Gilead defends the price, saying Sovaldi can save the health system money overall.

“First and foremost, the value of a cure, I tend to think, is underestimated in terms of the overall advantage that the health care system receives from it,” John F. Milligan, chief operating officer of Gilead, said on a conference call with analysts Tuesday.

So, what’s the solution? Hold off treatment suggests some organization until your condition becomes dire. But how can you tell what’s dire, especially given it’s a liver disease and difficult to track.

Determining how far liver disease has progressed is not an exact science, and hepatitis C may worsen more quickly than expected. There is evidence patients have a better chance of curing the disease the less time they’ve been infected. And there isn’t any guarantee that the new generation of medications, (other than Sovaldi) not yet been approved by federal regulators, won’t suffer setbacks. Last year, for instance, Bristol-Myers Squibb Co. BMY -0.18% scrapped development of a once-promising hepatitis C treatment after serious safety issues emerged in testing.
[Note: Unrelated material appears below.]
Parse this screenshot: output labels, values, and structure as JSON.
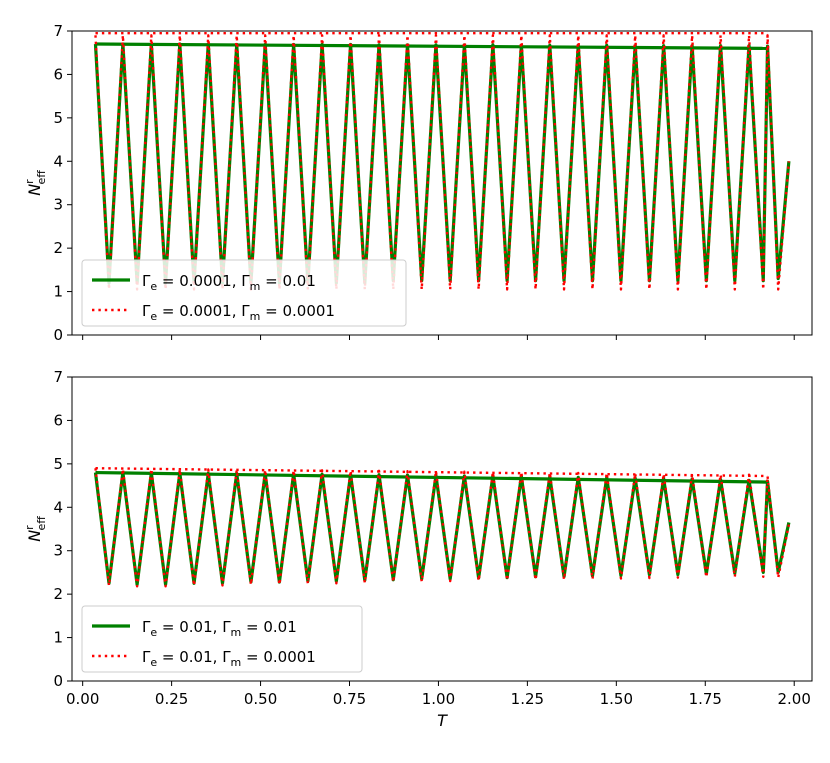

The advantage of treating early stages of the virus is to prevent scaring of the liver. “If cost were not a factor, we would want to treat the entire population,” said Dr. Rena Fox, a professor of medicine at the University of California, San Francisco. She said it was frustrating that “we finally get this great treatment and then we withhold it.”

On the other hand, “With certain types of patients who have mild disease, I think it’s reasonable to defer treatment,” says Ira M. Jacobson, a physician specializing in hepatitis C research and chief of the division of gastroenterology and hepatology at Weill Cornell Medical College in New York. He estimates at least half of his hepatitis C patients are currently being “warehoused,” a term that refers to patients deferring treatment in hopes a better therapy comes along soon.

Doctors told the Wall Street Journal that they faced an ethical dilemma in advising people whether to wait to seek treatment for hepatitis C, especially if they are dealing with patients with mid-stage liver damage, “We’re constantly weighing whether to treat now to avoid problems downstream versus waiting for newer, easier and potentially better therapies a couple years from now,” says Donald M. Jensen, director of the Center for Liver Diseases at the University of Chicago Medical Center.

Dr. Sharon Levine, an executive at Kaiser Permanente criticized Gilead’s pricing, saying that if all of Kaiser’s members with hepatitis C were to be treated in a single year, “it would double our total drug budget for all of our nine million members nationally.”

That won’t happen because many people infected with the virus do not know they have it. And there is a limit to the capacity of doctors to treat patients. Gilead executives said on Tuesday that 30,000 people have tried the drug so far, leaving many more who haven’t. So the number of patients to be treated - and big sales for Sovaldi - may last years.